Because of sports successes, the popularity with Californians, and a very good honors college (Clark) the University of Oregon is a higher profile institution among college-bound students than schools such as UMass or SUNY-Buffalo. It should be doing a better job of graduating students than it does. It should definitely do a better job at retaining them, given the investments in student-oriented facilities and the sports program.
But the answer is not to attract professors who can bring in more research dollars or attract more graduate students to pursue doctorates. It is to improve the undergraduate experience towards greater student success. Then graduates of the University of Oregon will get more respect from employers and other fine universities that grant more prominent advanced degrees. They might also become more interested in continuing their education at the University of Oregon, which would spur more interest and investments into the graduate programs.

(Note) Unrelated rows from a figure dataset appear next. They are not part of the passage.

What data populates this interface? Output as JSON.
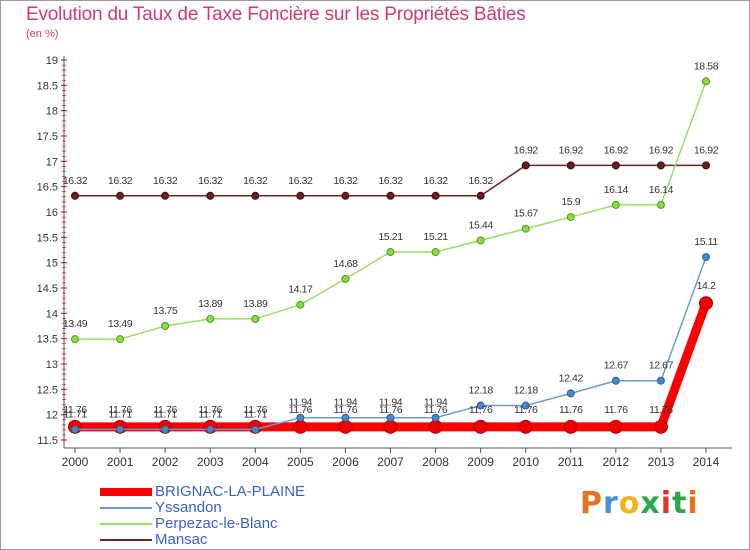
{
  "header": {
    "title": "Evolution du Taux de Taxe Foncière sur les Propriétés Bâties",
    "unit": "(en %)"
  },
  "logo": {
    "letters": [
      "P",
      "r",
      "o",
      "x",
      "i",
      "t",
      "i"
    ],
    "colors": [
      "#e8711c",
      "#4a8fd6",
      "#f2b11b",
      "#2aa84a",
      "#d9372b",
      "#2aa84a",
      "#e8711c"
    ]
  },
  "chart_data": {
    "type": "line",
    "title": "Evolution du Taux de Taxe Foncière sur les Propriétés Bâties",
    "ylabel": "(en %)",
    "xlabel": "",
    "ylim": [
      11.5,
      19
    ],
    "yticks": [
      "11.5",
      "12",
      "12.5",
      "13",
      "13.5",
      "14",
      "14.5",
      "15",
      "15.5",
      "16",
      "16.5",
      "17",
      "17.5",
      "18",
      "18.5",
      "19"
    ],
    "categories": [
      "2000",
      "2001",
      "2002",
      "2003",
      "2004",
      "2005",
      "2006",
      "2007",
      "2008",
      "2009",
      "2010",
      "2011",
      "2012",
      "2013",
      "2014"
    ],
    "series": [
      {
        "name": "BRIGNAC-LA-PLAINE",
        "color": "#ff0000",
        "values": [
          11.76,
          11.76,
          11.76,
          11.76,
          11.76,
          11.76,
          11.76,
          11.76,
          11.76,
          11.76,
          11.76,
          11.76,
          11.76,
          11.76,
          14.2
        ],
        "labels": [
          "11.76",
          "11.76",
          "11.76",
          "11.76",
          "11.76",
          "11.76",
          "11.76",
          "11.76",
          "11.76",
          "11.76",
          "11.76",
          "11.76",
          "11.76",
          "11.76",
          "14.2"
        ]
      },
      {
        "name": "Yssandon",
        "color": "#6a9bd0",
        "values": [
          11.71,
          11.71,
          11.71,
          11.71,
          11.71,
          11.94,
          11.94,
          11.94,
          11.94,
          12.18,
          12.18,
          12.42,
          12.67,
          12.67,
          15.11
        ],
        "labels": [
          "11.71",
          "11.71",
          "11.71",
          "11.71",
          "11.71",
          "11.94",
          "11.94",
          "11.94",
          "11.94",
          "12.18",
          "12.18",
          "12.42",
          "12.67",
          "12.67",
          "15.11"
        ]
      },
      {
        "name": "Perpezac-le-Blanc",
        "color": "#99dd66",
        "values": [
          13.49,
          13.49,
          13.75,
          13.89,
          13.89,
          14.17,
          14.68,
          15.21,
          15.21,
          15.44,
          15.67,
          15.9,
          16.14,
          16.14,
          18.58
        ],
        "labels": [
          "13.49",
          "13.49",
          "13.75",
          "13.89",
          "13.89",
          "14.17",
          "14.68",
          "15.21",
          "15.21",
          "15.44",
          "15.67",
          "15.9",
          "16.14",
          "16.14",
          "18.58"
        ]
      },
      {
        "name": "Mansac",
        "color": "#6a2424",
        "values": [
          16.32,
          16.32,
          16.32,
          16.32,
          16.32,
          16.32,
          16.32,
          16.32,
          16.32,
          16.32,
          16.92,
          16.92,
          16.92,
          16.92,
          16.92
        ],
        "labels": [
          "16.32",
          "16.32",
          "16.32",
          "16.32",
          "16.32",
          "16.32",
          "16.32",
          "16.32",
          "16.32",
          "16.32",
          "16.92",
          "16.92",
          "16.92",
          "16.92",
          "16.92"
        ]
      }
    ],
    "legend_position": "bottom-left",
    "grid": false
  }
}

If the administration of the University of Oregon complained that it did not have the resources that schools like UMass and SUNY-Buffalo has to improve undergraduate student success, I’d buy in if I was a member of the Oregon state legislature and give them the money. I’d have no reason to pull back the reins on the sports program. The University of Oregon athletic department has Phil Knight’s fortune behind it.
Better yet, if I were a member of the Oregon legislature, I’d pressure the university to drop their $2 million subsidy towards the athletic program. I’d propose that they use that money as a match for a second $2 million in state funds towards a student success program for those students who don’t play sports.
I have no doubt that the extra $4 million investment in student success, including academic advising, living-learning communities and the like, would improve the freshmen retention and graduation rates and bring the closer to those of the schools that the university administration regards as peers. Maybe then it will be regarded as a good college by reviewers and academics alike.